Heroin, junk, skag, smack, regardless of the name you choose to give this devilish drug, there’s no denying it is a serious problem.

Irvine Welsh’s Trainspotting alerted the world to Scotland’s heroin problem in the nineties. However, it isn’t just a city complaint. Even in semi-rural communities like Hawick, heroin is an evident and growing issue.

Hawick is a fantastic town, with good people, some beautiful architecture and a great historic atmosphere. That said it only takes a walk along the High Street and it’s possible you will come into close contact with a junkie. Apologies, I realise the latter is not the politically correct term (how thoughtless of me!), so for the remainder of this week’s column I’ll refer to them as drug addicts.

Now you might think I’m being a touch over the top, but believe me this is the situation in our town. Take last Saturday for example. I was on the High Street for around an hour, and in this relatively short period of time, I would say six drug addicts passed me by as I made my way from shop to shop. “Really, I’ve never seen them,” I hear you say. Maybe you haven’t, but for the record, those people who pass you by, looking like they are in the early stages of rigor mortis are, in fact, drug addicts.

You may think I’m being terribly insensitive, as anything could have led to these people falling into the despair of addiction. I have genuine sympathy for any drug abusers who have turned to narcotics because of some traumatic experience or if they are trying to kick their habit. But, many of Hawick’s substance abusers are repeat offenders, who are quite prepared to go to any lengths to get their next fix, and they have made no attempt to rectify their behaviour, nor have they ever shown any remorse for their crimes.

A large number of people have recently voiced their concerns about thieves in the area. Rightly so, with many folk complaining of hearing door handles being rattled in the middle of the night, while some have witnessed suspicious-looking characters in back gardens, and others have had had to endure the awful experience of people entering their homes and stealing items. Local victims of this type of criminality have fortunately not lost hugely expensive items, with the majority of things taken falling under the bracket of easily-sold valuables. And it’s this manner of theft that convinces me where the problem is arising and by whom the crime is being committed.

Various groups try to convince us that drug addicts need to be nurtured and embraced to help them win their battle and beat their demons. However, it often becomes hard not to judge those who are in the grip of drugs, especially when the question of whether we are safe in our own homes becomes a real issue.

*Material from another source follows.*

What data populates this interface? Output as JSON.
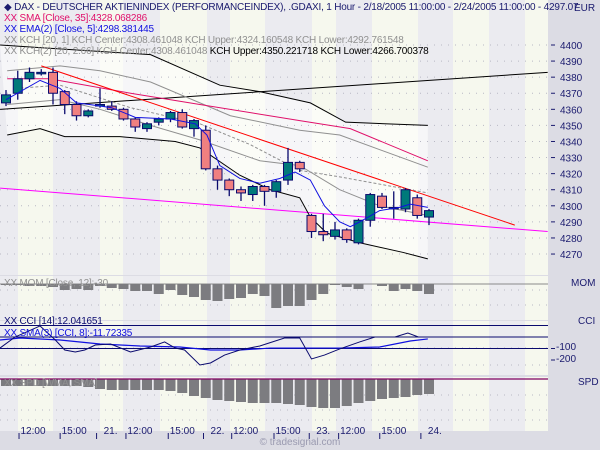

Scotland has thrown so much weight behind alcohol awareness campaigns in the past few years, it seems to me that heroin use has been allowed to spread almost unchallenged. I have genuine concerns for the Hawick community and I feel it’s important that people are educated on the matter, especially youngsters who may be naïve and curious enough to try this awful substance.

At the moment, drug addiction in Hawick is a small issue, so let’s work together to make sure it doesn’t become a bigger problem. Also, let’s be diligent, keep windows and doors locked, it only takes a few seconds for someone to enter and exit your home. Don’t be negligent, or you might just be providing an addict with their latest meal ticket.